El camino hacia la escuela

 

Van saltando por entre los charcos de agua, hundiendo sus pies en el barro que las lluvias torrenciales han depositado como una ofrenda legada por el invierno.

Los niños ya están acostumbrados a aquel camino que recorren diariamente. En verano es un lazo polvoriento, enmarcado por dos enormes alambrados cubiertos de zarzamoras. En primavera, no deja de parecerse mucho al aspecto que tiene en verano, sólo que por entre las zarzamoras vuelan mariposas y se esconden lagartos que surgen repentinamente por entre las piedras del sendero. En otoño, los álamos que se divisan más allá de los matorrales se visten de amarillo y de rojo. Luego se desvisten con gracia alada, las hojas se desprenden como si fueran mariposas aturdidas que resbalaran de las ramas. 

 

Los chicos avanzan dando brincos.
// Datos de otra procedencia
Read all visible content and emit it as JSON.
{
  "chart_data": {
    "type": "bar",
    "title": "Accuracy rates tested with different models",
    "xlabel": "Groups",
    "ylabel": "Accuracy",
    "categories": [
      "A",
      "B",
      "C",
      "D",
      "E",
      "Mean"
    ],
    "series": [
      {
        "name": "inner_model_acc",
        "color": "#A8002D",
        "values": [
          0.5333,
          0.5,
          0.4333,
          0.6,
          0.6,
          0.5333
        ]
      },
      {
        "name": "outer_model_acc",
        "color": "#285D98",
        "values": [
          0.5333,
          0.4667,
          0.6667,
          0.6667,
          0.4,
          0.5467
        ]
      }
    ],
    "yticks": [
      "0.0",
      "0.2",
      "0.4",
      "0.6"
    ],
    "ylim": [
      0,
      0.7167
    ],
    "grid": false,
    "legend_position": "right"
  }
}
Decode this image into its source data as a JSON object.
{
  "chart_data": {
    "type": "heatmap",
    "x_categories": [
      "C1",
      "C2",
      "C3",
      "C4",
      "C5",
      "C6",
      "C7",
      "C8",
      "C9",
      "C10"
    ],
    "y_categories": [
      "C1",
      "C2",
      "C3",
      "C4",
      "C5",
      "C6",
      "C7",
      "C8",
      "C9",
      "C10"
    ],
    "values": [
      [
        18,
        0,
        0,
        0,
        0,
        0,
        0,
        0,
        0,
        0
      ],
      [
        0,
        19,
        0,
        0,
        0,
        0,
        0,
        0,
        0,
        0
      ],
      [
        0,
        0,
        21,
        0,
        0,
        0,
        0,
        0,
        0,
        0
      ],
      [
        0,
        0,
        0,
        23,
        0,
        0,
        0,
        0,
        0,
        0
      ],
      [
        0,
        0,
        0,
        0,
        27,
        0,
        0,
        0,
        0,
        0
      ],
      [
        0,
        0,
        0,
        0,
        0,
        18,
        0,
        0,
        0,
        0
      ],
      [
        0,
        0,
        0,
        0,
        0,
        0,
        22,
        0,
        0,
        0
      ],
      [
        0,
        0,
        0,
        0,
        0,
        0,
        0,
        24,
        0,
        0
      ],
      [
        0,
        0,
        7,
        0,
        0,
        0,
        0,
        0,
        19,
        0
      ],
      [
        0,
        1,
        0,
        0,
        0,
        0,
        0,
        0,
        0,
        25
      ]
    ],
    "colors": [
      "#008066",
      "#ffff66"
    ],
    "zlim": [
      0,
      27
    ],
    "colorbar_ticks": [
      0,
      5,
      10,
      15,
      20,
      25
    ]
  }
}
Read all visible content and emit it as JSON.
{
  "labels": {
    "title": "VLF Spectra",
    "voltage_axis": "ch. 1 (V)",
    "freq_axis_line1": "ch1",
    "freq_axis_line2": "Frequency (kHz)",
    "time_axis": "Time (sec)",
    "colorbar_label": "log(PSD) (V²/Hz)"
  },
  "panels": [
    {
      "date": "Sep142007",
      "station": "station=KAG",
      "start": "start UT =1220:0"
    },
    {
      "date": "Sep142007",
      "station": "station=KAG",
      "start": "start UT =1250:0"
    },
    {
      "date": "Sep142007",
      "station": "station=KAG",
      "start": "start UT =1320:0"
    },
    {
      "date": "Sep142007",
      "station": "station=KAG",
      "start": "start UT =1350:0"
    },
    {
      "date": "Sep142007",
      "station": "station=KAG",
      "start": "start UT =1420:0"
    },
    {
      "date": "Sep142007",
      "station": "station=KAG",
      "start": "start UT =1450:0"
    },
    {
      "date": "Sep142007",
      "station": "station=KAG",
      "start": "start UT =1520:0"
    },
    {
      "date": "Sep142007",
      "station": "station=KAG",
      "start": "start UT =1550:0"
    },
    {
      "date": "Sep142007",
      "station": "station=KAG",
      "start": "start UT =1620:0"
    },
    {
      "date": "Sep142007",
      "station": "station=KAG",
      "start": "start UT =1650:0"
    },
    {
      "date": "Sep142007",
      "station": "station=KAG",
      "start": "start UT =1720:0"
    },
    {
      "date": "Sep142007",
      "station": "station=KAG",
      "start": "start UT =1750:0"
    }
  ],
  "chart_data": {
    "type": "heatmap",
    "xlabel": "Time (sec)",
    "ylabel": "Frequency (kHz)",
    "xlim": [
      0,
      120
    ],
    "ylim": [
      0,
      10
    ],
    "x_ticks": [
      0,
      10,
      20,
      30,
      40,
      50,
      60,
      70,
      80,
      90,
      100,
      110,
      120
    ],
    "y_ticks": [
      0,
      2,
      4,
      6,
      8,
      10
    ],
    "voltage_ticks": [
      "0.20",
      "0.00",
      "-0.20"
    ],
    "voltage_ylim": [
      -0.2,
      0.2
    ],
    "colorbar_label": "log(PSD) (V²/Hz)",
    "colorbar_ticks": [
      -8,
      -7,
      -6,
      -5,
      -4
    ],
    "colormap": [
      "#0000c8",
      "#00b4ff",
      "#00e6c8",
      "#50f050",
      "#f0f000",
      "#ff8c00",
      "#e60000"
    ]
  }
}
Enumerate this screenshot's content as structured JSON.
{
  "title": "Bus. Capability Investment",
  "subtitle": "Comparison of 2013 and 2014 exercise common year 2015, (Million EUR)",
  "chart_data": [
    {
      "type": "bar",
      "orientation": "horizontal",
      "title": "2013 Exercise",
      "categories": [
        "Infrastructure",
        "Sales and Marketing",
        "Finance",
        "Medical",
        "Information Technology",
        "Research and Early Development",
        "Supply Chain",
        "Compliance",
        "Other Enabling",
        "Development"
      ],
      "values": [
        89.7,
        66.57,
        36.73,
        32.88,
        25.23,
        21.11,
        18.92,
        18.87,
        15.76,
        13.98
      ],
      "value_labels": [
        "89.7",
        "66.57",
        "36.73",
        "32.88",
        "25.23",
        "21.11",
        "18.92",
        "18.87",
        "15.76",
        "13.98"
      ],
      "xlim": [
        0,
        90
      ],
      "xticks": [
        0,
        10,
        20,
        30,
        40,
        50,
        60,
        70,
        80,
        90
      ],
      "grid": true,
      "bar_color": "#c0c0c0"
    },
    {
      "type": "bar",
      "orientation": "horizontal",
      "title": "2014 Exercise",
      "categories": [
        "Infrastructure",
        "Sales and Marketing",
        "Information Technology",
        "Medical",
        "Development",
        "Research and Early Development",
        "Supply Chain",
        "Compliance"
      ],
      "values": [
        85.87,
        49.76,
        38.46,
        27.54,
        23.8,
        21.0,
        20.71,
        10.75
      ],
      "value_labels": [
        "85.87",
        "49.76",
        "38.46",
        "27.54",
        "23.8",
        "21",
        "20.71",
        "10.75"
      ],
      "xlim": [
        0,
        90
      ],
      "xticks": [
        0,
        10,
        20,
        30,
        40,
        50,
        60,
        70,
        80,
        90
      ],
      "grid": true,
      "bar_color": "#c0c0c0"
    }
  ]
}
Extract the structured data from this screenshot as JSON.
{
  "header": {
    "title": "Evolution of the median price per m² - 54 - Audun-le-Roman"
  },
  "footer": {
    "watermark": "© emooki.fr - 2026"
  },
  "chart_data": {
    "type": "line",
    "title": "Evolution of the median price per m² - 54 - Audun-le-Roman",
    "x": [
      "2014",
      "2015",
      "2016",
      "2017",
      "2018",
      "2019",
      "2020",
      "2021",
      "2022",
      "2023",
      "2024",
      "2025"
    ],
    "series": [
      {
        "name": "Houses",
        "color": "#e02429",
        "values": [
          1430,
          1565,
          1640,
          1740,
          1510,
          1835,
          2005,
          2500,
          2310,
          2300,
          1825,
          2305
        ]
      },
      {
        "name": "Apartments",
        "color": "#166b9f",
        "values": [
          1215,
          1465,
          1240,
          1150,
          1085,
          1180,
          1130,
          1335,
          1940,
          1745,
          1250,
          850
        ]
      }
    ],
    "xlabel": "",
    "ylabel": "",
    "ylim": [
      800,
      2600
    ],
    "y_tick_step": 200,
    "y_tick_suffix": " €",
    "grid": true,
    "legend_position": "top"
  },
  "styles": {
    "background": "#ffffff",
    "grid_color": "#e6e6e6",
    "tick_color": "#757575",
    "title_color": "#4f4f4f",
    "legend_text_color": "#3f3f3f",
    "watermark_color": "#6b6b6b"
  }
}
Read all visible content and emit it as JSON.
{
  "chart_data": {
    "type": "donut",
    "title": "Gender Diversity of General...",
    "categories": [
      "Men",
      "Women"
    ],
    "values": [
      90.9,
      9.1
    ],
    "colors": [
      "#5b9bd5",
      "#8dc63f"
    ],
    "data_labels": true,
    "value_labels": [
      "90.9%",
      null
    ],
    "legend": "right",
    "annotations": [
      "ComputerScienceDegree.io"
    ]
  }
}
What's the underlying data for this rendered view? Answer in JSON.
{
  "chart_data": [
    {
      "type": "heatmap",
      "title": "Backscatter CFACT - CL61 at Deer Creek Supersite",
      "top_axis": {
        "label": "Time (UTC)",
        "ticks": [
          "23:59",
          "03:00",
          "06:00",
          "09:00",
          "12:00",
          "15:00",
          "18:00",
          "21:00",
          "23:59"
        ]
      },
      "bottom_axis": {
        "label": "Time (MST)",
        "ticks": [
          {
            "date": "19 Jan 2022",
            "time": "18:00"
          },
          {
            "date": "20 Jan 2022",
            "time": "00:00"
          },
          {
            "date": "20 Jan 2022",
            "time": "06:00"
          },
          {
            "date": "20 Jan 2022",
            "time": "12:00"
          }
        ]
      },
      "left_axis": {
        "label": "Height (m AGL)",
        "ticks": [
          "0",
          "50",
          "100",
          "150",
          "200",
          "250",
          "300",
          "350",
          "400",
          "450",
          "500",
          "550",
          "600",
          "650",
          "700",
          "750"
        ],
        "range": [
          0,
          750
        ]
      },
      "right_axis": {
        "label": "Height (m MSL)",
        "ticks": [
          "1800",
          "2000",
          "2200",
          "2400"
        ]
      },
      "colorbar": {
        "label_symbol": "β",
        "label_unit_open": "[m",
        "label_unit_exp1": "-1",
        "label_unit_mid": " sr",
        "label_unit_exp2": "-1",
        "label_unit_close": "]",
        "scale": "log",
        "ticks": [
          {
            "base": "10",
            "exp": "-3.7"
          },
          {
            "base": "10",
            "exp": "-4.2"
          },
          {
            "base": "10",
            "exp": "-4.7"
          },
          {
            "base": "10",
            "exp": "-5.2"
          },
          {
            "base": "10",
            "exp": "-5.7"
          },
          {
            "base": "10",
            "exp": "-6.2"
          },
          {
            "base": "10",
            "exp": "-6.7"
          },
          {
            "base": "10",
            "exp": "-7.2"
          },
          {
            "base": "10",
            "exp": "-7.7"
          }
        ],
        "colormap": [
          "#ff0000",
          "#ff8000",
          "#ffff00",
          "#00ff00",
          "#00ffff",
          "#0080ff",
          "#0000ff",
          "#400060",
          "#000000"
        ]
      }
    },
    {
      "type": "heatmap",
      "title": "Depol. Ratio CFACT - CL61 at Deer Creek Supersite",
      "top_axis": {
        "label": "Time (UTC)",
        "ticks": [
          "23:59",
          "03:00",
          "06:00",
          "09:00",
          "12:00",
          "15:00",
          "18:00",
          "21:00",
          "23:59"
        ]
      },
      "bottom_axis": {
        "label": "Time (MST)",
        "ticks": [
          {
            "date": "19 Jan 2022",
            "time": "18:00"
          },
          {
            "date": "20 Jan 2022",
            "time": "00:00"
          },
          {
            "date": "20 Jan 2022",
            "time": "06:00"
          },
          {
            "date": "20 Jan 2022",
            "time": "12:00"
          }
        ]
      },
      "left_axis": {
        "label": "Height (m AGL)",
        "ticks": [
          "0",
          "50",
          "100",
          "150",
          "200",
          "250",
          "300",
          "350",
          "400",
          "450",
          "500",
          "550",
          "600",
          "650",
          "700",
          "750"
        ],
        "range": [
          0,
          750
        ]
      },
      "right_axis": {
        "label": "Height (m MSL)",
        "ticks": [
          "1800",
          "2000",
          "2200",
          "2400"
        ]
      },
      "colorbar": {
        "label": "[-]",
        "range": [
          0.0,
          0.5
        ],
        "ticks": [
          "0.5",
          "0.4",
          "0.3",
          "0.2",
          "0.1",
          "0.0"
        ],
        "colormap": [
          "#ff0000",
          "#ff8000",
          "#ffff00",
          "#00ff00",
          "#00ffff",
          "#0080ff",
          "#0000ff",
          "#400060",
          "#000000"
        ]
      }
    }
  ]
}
Van vestidos con la chupalla1 que los protege del sol y de la lluvia, con el poncho oscuro que a veces adornan dibujos ingenuos, cosidos con lanas multicolores. Aquellos dibujos han costado noches de vela, atardeceres junto a la lumbre, cuentos de aparecidos y animita2 mientras unas manos oscuras y arrugadas combinan cada manchita roja, verde, azulina o amarilla.

Los pies, para no dañarse con las piedras, calzan ojotas

 Un par de ojotas cuesta 3000 pesos, o dos días de labor en un campo ajeno, o también, dos sandías y tres kilos de papas.

Capítulo 2


 1.- sombrero de paja

2.- almas de los difuntos

3.- calzado hecho con tiras de cuero y suela de llantas de camión.